Charlie attends McKee's class, and brings a question up to his instructor: What can you do to make a story interesting that reflects real life? McKee takes exception to the idea that real life isn't interesting, and verbally assaults Charlie at his dare to make such a statement. But this seems to turn Charlie around. Suddenly he knows what he needs to do to turn this movie around. Perhaps not-so-coinceidentally, the movie we're watching suddenly makes a 180 degree turn as well. All of a sudden there's more to the relationship between Susan Orlean and her subject, John Laroche. Suddenly the brothers Kaufman feel the need to play sleuth. Suddenly there's chase scenes through the swamp, rampant drug use, gunplay, auto accidents, even alligator attacks. Meanwhile, there's still an underlying brotherly unity message as Donald has suddenly become the ironic wind beneath Charlie's wings.

The fine line between fantasy and reality is fun to explore in this movie. We know for sure what's real, and there's parts that we know for sure aren't real, but where exactly does Kaufman the real person decide to start embellishing the tale of Kaufman the character for the sake of the story? Apparently, it's from the start. As far as I can tell, there is no real-live Donald Kaufman. Sure, he'll probably be nominated for an Oscar this year, but he's a maguffin. A figment of the writer's imagination. Perhaps even a projection of part of Charlie's personality. It's still not quite clear as to why he exists in the first place. He serves as both a protagonist and an antagonist in the same sphere. But when does Donald enter the picture? Was he there from the start?

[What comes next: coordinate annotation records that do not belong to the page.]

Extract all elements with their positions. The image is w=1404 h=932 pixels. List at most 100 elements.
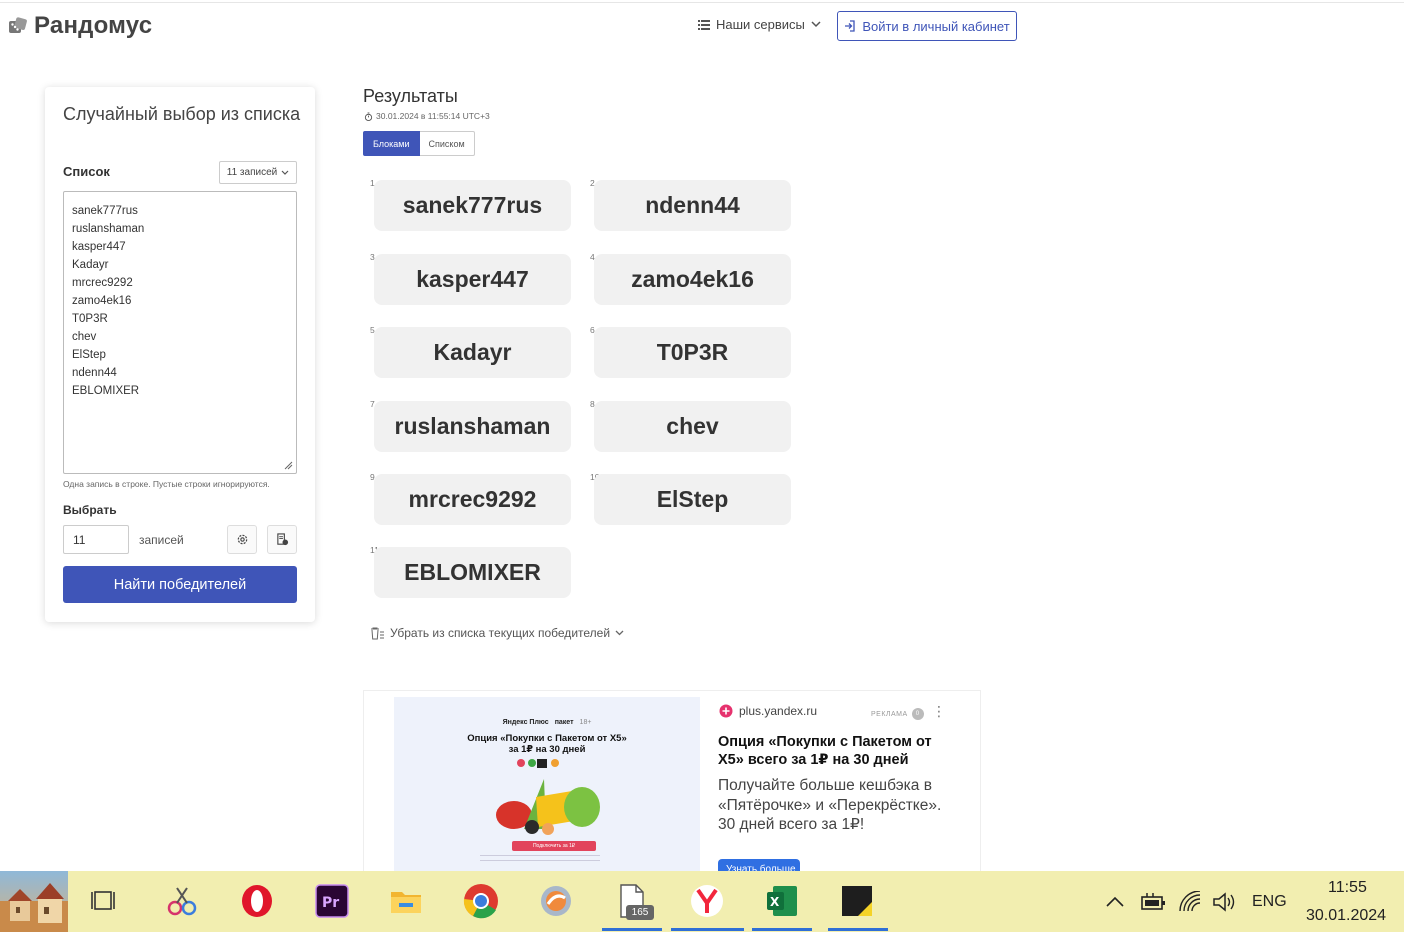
services-menu[interactable]: Наши сервисы [698, 17, 821, 32]
start-button[interactable] [0, 871, 68, 932]
winner-block: ruslanshaman [374, 401, 571, 452]
winners-count-input[interactable]: 11 [63, 525, 129, 554]
entry-line: mrcrec9292 [72, 277, 133, 289]
login-button[interactable]: Войти в личный кабинет [837, 11, 1017, 41]
entries-count-dropdown[interactable]: 11 записей [219, 161, 297, 184]
battery-icon[interactable] [1136, 885, 1170, 919]
sticky-notes-icon[interactable] [839, 883, 875, 919]
file-options-button[interactable] [267, 525, 297, 554]
settings-button[interactable] [227, 525, 257, 554]
resize-handle-icon[interactable] [283, 460, 293, 470]
volume-icon[interactable] [1207, 885, 1241, 919]
entry-line: kasper447 [72, 241, 126, 253]
results-title: Результаты [363, 86, 458, 106]
site-logo[interactable]: Рандомус [8, 12, 152, 40]
remove-winners-toggle[interactable]: Убрать из списка текущих победителей [370, 626, 624, 640]
entry-line: ruslanshaman [72, 223, 145, 235]
active-app-indicator [671, 928, 744, 931]
entry-line: ndenn44 [72, 367, 117, 379]
ad-domain-text: plus.yandex.ru [739, 704, 818, 718]
ad-age-badge: 0 [911, 708, 924, 720]
tab-blocks[interactable]: Блоками [363, 131, 420, 156]
winner-block: T0P3R [594, 327, 791, 378]
entry-line: T0P3R [72, 313, 108, 325]
ad-image-subtitle: за 1₽ на 30 дней [508, 744, 586, 755]
textarea-hint: Одна запись в строке. Пустые строки игно… [63, 479, 270, 489]
ad-domain[interactable]: plus.yandex.ru [719, 704, 817, 718]
task-view-icon[interactable] [87, 883, 123, 919]
chrome-browser-icon[interactable] [463, 883, 499, 919]
ad-brand-row: Яндекс Плюс пакет 18+ [394, 719, 700, 726]
yandex-plus-icon [719, 704, 733, 718]
remove-winners-label: Убрать из списка текущих победителей [390, 626, 611, 640]
form-title: Случайный выбор из списка [63, 104, 301, 124]
ad-age-mark: 18+ [579, 719, 592, 726]
winner-block: zamo4ek16 [594, 254, 791, 305]
chevron-down-icon [281, 170, 289, 175]
top-border [0, 0, 1404, 3]
svg-text:Pr: Pr [322, 895, 339, 911]
ad-more-options-icon[interactable]: ⋮ [932, 703, 946, 720]
ad-fine-print [480, 855, 600, 861]
active-app-indicator [602, 928, 662, 931]
file-check-icon [276, 533, 288, 546]
clock-date[interactable]: 30.01.2024 [1306, 907, 1386, 925]
select-label: Выбрать [63, 503, 117, 517]
stopwatch-icon [364, 111, 373, 121]
entry-line: chev [72, 331, 97, 343]
premiere-pro-icon[interactable]: Pr [314, 883, 350, 919]
file-explorer-icon[interactable] [388, 883, 424, 919]
advertisement[interactable]: Яндекс Плюс пакет 18+ Опция «Покупки с П… [363, 690, 981, 872]
winner-block: EBLOMIXER [374, 547, 571, 598]
document-count-badge: 165 [626, 905, 654, 920]
chevron-up-icon[interactable] [1098, 885, 1132, 919]
list-icon [698, 19, 710, 30]
winner-block: mrcrec9292 [374, 474, 571, 525]
town-picture-icon [0, 883, 68, 932]
chevron-down-icon [811, 21, 821, 28]
yandex-browser-icon[interactable] [689, 883, 725, 919]
services-label: Наши сервисы [716, 17, 805, 32]
wifi-icon[interactable] [1173, 885, 1207, 919]
results-timestamp: 30.01.2024 в 11:55:14 UTC+3 [364, 111, 490, 121]
ad-label: РЕКЛАМА 0 [871, 708, 924, 720]
random-pick-form: Случайный выбор из списка Список 11 запи… [45, 87, 315, 622]
opera-browser-icon[interactable] [239, 883, 275, 919]
excel-icon[interactable]: X [764, 883, 800, 919]
snipping-tool-icon[interactable] [164, 883, 200, 919]
login-label: Войти в личный кабинет [862, 18, 1010, 34]
ad-title[interactable]: Опция «Покупки с Пакетом от Х5» всего за… [718, 733, 948, 769]
entries-count-value: 11 записей [226, 167, 278, 178]
windows-taskbar: Pr 165 X ENG 11:55 30.01.2024 [0, 871, 1404, 932]
timestamp-text: 30.01.2024 в 11:55:14 UTC+3 [376, 111, 490, 121]
entries-textarea[interactable]: sanek777rus ruslanshaman kasper447 Kaday… [63, 191, 297, 474]
entry-line: Kadayr [72, 259, 109, 271]
find-winners-button[interactable]: Найти победителей [63, 566, 297, 603]
ad-text: Получайте больше кешбэка в «Пятёрочке» и… [718, 777, 942, 833]
trash-list-icon [371, 627, 384, 639]
ad-image-title: Опция «Покупки с Пакетом от Х5» [467, 733, 627, 744]
winner-block: sanek777rus [374, 180, 571, 231]
keyboard-language[interactable]: ENG [1252, 893, 1287, 911]
winner-block: Kadayr [374, 327, 571, 378]
winner-block: chev [594, 401, 791, 452]
chevron-down-icon [615, 630, 624, 636]
app-circle-icon[interactable] [538, 883, 574, 919]
clock-time[interactable]: 11:55 [1328, 879, 1367, 897]
entry-line: ElStep [72, 349, 106, 361]
ad-brand-left: Яндекс Плюс [502, 719, 549, 726]
entry-line: zamo4ek16 [72, 295, 132, 307]
records-label: записей [139, 533, 184, 547]
ad-label-text: РЕКЛАМА [871, 710, 908, 718]
groceries-illustration-icon [496, 759, 600, 835]
tab-list[interactable]: Списком [419, 131, 475, 156]
entry-line: EBLOMIXER [72, 385, 140, 397]
ad-image[interactable]: Яндекс Плюс пакет 18+ Опция «Покупки с П… [394, 697, 700, 871]
gear-icon [237, 534, 247, 545]
dice-icon [9, 17, 27, 33]
winner-block: kasper447 [374, 254, 571, 305]
logo-text: Рандомус [34, 12, 153, 39]
ad-image-cta: Подключить за 1₽ [512, 841, 596, 851]
list-label: Список [63, 164, 110, 179]
svg-text:X: X [770, 895, 780, 909]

Is he a retroactive interpolation in the story? Why does my head hurt so much thinking about all of this? Why is Donald so fixated on multiple personalities and trick photography? It's all quite baffling.

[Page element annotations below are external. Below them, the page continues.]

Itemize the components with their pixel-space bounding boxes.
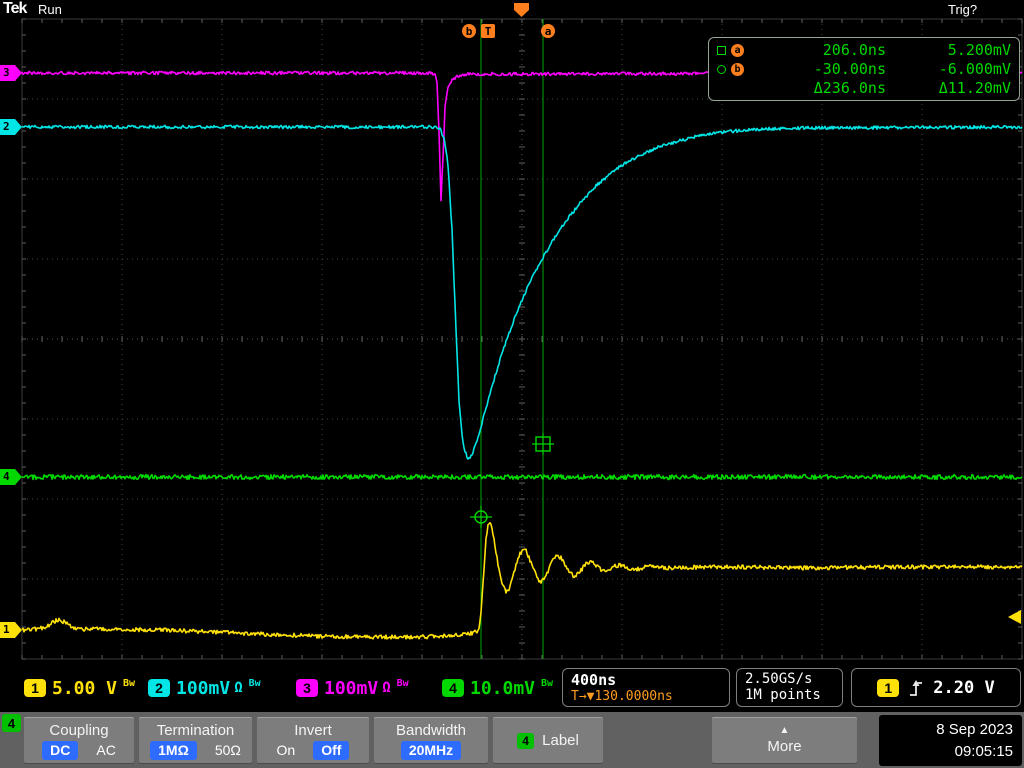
cursor-b-flag[interactable]: b <box>462 24 476 38</box>
invert-button[interactable]: Invert On Off <box>257 717 369 764</box>
invert-on-option[interactable]: On <box>277 742 296 758</box>
record-length: 1M points <box>745 687 821 703</box>
ch4-trace <box>21 473 1023 481</box>
invert-off-option[interactable]: Off <box>313 740 350 760</box>
ch1-readout[interactable]: 1 5.00 V Bw <box>24 666 135 710</box>
termination-title: Termination <box>156 721 235 739</box>
menu-bar: 4 Coupling DC AC Termination 1MΩ 50Ω Inv… <box>0 712 1024 768</box>
bandwidth-title: Bandwidth <box>395 721 467 739</box>
ch2-impedance: Ω <box>234 680 243 696</box>
more-button[interactable]: ▲ More <box>712 717 857 764</box>
ch4-readout[interactable]: 4 10.0mV Bw <box>442 666 553 710</box>
invert-title: Invert <box>294 721 332 739</box>
ch4-bandwidth-icon: Bw <box>541 677 554 689</box>
termination-1m-option[interactable]: 1MΩ <box>150 740 197 760</box>
coupling-title: Coupling <box>49 721 109 739</box>
termination-button[interactable]: Termination 1MΩ 50Ω <box>139 717 252 764</box>
ch1-scale: 5.00 V <box>52 677 118 699</box>
label-button[interactable]: 4 Label <box>493 717 603 764</box>
ch2-bandwidth-icon: Bw <box>248 677 261 689</box>
up-arrow-icon: ▲ <box>779 725 790 736</box>
datetime-display: 8 Sep 2023 09:05:15 <box>879 715 1022 766</box>
ch2-readout[interactable]: 2 100mV Ω Bw <box>148 666 261 710</box>
bandwidth-20mhz-option[interactable]: 20MHz <box>400 740 462 760</box>
trigger-level: 2.20 V <box>933 677 995 698</box>
cursor-a-cross-icon <box>532 433 554 455</box>
coupling-button[interactable]: Coupling DC AC <box>24 717 134 764</box>
sample-rate: 2.50GS/s <box>745 671 813 687</box>
trigger-status: Trig? <box>948 2 978 17</box>
cursor-a-volt: 5.200mV <box>947 41 1011 59</box>
ch3-bandwidth-icon: Bw <box>396 677 409 689</box>
cursor-delta-volt: Δ11.20mV <box>938 79 1011 97</box>
trigger-t-flag[interactable]: T <box>481 24 495 38</box>
ch3-badge[interactable]: 3 <box>296 679 318 697</box>
acquisition-status: Run <box>38 2 62 17</box>
trigger-readout[interactable]: 1 2.20 V <box>851 668 1021 707</box>
time-text: 09:05:15 <box>954 742 1013 760</box>
menu-channel-badge: 4 <box>2 714 21 732</box>
cursor-delta-time: Δ236.0ns <box>813 79 886 97</box>
coupling-ac-option[interactable]: AC <box>96 742 115 758</box>
horizontal-scale: 400ns <box>571 671 617 689</box>
ch3-scale: 100mV <box>324 677 379 699</box>
ch2-trace <box>21 124 1023 460</box>
acquisition-readout[interactable]: 2.50GS/s 1M points <box>736 668 843 707</box>
ch1-trace <box>21 521 1023 640</box>
trigger-source-badge: 1 <box>877 678 900 697</box>
cursor-a-row: a 206.0ns 5.200mV <box>717 41 1011 59</box>
ch2-badge[interactable]: 2 <box>148 679 170 697</box>
cursor-readout-panel: a 206.0ns 5.200mV b -30.00ns -6.000mV Δ2… <box>708 37 1020 101</box>
horizontal-readout[interactable]: 400ns T→▼130.0000ns <box>562 668 730 707</box>
label-channel-badge: 4 <box>517 732 535 749</box>
ch3-readout[interactable]: 3 100mV Ω Bw <box>296 666 409 710</box>
ch1-bandwidth-icon: Bw <box>123 677 136 689</box>
coupling-dc-option[interactable]: DC <box>42 740 79 760</box>
bandwidth-button[interactable]: Bandwidth 20MHz <box>374 717 488 764</box>
status-bar: 1 5.00 V Bw 2 100mV Ω Bw 3 100mV Ω Bw 4 … <box>0 666 1024 710</box>
label-title: Label <box>542 732 579 749</box>
cursor-b-volt: -6.000mV <box>938 60 1011 78</box>
oscilloscope-screen: Tek Run Trig? b T a 3 2 4 1 a 206.0ns 5.… <box>0 0 1024 768</box>
termination-50-option[interactable]: 50Ω <box>215 742 241 758</box>
cursor-b-circle-icon <box>717 64 726 74</box>
cursor-a-square-icon <box>717 45 726 55</box>
trigger-level-marker[interactable] <box>1008 610 1021 624</box>
more-title: More <box>767 738 802 755</box>
ch3-impedance: Ω <box>382 680 391 696</box>
cursor-a-time: 206.0ns <box>822 41 886 59</box>
trigger-delay-readout: T→▼130.0000ns <box>571 689 673 704</box>
ch4-badge[interactable]: 4 <box>442 679 464 697</box>
rising-edge-icon <box>910 679 923 696</box>
cursor-b-row: b -30.00ns -6.000mV <box>717 60 1011 78</box>
cursor-b-time: -30.00ns <box>813 60 886 78</box>
top-bar: Tek Run Trig? <box>0 0 1024 18</box>
date-text: 8 Sep 2023 <box>936 720 1013 738</box>
tek-logo: Tek <box>3 0 27 17</box>
waveform-display <box>21 3 1023 660</box>
ch1-badge[interactable]: 1 <box>24 679 46 697</box>
cursor-delta-row: Δ236.0ns Δ11.20mV <box>717 79 1011 97</box>
cursor-a-flag[interactable]: a <box>541 24 555 38</box>
cursor-a-badge: a <box>731 43 744 57</box>
ch2-scale: 100mV <box>176 677 231 699</box>
cursor-b-badge: b <box>731 62 744 76</box>
ch4-scale: 10.0mV <box>470 677 536 699</box>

That's why I hate this movie. This movie is so fucking good that I hate it. Two hours of celluloid shouldn't make me dwell so much on anything. It's just not fair. I hate you, Charlie Kaufman, for being so goddamn clever. I hate you for being such a brilliant screenwriter as well as an identifiable character who may or may not have really experienced certain things in that brilliant fucking movie you call Adaptation. I even hate the brilliant duality of the title.

    

I could really go on forever about this movie, but I really should refrain because going into more analysis would really just reveal too much about the story and then I would just have to do some more explaining about how this movie drives me crazy with its goodness and why you should all rush out and see it and that all these fucktards who call it "Post-modern masturbation" or whatever and that Charlie is trying to talk down to his audience can just fuck off because this movie is brilliant and they're just pissed because they know they could never even dream of making a movie anywhere close to this good.

Unless the next few weeks can prove me wrong, this is the best movie of 2002, hands down.